Em 1983, Natália tinha 3 anos. Foi a primeira filha do casal Pedro e Antônia, que haviam se casado no fim dos anos 1970. Natália foi batizada com meses e foi a primeira e a última vez que entrou em uma igreja católica. Os pais decidiram ser crentes e foram para a Assembleia de Deus, na Zona Oeste da cidade do Rio de Janeiro.

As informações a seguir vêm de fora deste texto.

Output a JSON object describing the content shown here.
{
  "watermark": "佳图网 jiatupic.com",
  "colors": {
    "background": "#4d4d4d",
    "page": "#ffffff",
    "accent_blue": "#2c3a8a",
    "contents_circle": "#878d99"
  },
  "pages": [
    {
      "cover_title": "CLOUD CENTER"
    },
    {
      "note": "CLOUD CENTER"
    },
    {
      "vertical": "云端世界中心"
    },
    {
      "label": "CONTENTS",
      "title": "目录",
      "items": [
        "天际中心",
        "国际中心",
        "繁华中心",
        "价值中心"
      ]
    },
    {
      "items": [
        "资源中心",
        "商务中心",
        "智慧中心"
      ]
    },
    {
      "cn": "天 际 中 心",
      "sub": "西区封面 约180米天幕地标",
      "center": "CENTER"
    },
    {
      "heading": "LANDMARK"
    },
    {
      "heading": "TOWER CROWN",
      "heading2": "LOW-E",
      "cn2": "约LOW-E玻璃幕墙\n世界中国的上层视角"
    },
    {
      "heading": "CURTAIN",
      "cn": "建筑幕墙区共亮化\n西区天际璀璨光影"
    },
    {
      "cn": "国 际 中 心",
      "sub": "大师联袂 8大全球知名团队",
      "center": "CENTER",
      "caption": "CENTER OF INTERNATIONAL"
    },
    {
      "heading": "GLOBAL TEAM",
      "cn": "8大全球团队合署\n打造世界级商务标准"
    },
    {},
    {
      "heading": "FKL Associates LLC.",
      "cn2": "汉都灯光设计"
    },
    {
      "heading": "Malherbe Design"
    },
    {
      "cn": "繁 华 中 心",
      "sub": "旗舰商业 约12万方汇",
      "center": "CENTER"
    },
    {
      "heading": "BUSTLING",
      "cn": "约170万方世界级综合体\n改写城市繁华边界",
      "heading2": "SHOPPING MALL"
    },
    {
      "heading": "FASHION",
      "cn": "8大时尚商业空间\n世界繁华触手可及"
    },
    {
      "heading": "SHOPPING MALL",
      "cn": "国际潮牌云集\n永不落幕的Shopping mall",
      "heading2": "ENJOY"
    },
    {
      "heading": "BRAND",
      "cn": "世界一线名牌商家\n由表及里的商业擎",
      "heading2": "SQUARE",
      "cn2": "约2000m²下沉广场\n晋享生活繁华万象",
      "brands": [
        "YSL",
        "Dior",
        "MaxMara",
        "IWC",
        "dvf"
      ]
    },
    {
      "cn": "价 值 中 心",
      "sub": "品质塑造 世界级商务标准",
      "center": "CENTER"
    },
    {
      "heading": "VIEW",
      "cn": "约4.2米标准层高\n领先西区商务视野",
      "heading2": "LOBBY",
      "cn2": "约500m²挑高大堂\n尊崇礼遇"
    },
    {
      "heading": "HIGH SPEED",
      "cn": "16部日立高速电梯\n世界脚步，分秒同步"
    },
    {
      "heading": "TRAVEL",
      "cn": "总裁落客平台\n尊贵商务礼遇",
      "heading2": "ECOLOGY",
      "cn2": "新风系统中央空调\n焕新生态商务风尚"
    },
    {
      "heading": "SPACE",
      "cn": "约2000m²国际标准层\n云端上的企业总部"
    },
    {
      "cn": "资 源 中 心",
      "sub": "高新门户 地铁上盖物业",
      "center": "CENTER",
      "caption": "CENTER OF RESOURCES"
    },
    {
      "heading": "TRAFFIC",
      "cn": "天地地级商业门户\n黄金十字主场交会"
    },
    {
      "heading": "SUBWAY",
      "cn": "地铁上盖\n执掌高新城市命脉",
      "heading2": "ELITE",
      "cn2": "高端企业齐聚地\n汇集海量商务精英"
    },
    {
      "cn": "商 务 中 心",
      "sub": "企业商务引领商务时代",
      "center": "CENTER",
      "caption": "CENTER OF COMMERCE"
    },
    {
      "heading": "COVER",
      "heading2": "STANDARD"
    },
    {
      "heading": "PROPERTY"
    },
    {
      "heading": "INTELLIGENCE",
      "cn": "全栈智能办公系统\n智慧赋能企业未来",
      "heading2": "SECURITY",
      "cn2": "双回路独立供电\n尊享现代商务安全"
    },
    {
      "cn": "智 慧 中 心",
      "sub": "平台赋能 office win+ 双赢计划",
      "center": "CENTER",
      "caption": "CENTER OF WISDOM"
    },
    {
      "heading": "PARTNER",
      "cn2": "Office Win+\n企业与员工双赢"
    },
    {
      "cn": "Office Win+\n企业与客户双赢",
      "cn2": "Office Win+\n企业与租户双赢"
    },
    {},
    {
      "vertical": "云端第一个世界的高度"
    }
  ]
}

Os quatro irmãos de Natália nasceram com os pais evangélicos, nunca tiveram o batismo católico. Natália batizou-se na Assembleia de Deus com 11 anos, no mesmo dia em que foi batizado o irmão de 8 anos. Poucos anos depois, batizam-se os dois irmãos menores. Batiza-se também a avó, mãe de Antônia, que nunca gostou dessa coisa de ser crente, de mudar de religião. Dona Vilma dizia-se católica, mas gostava mesmo era de frequentar o terreiro de candomblé, era iniciada, até que um dia vai na igreja, atendendo a um convite da filha, e decide ficar por lá, juntamente com a família. O único hábito que tinha, o da cerveja nos fins de semana, é abandonado. Vilma gosta de organizar festas e na igreja que frequenta isso é um talento. Organiza os aniversários de adeptos, do coral, do grupo de oração.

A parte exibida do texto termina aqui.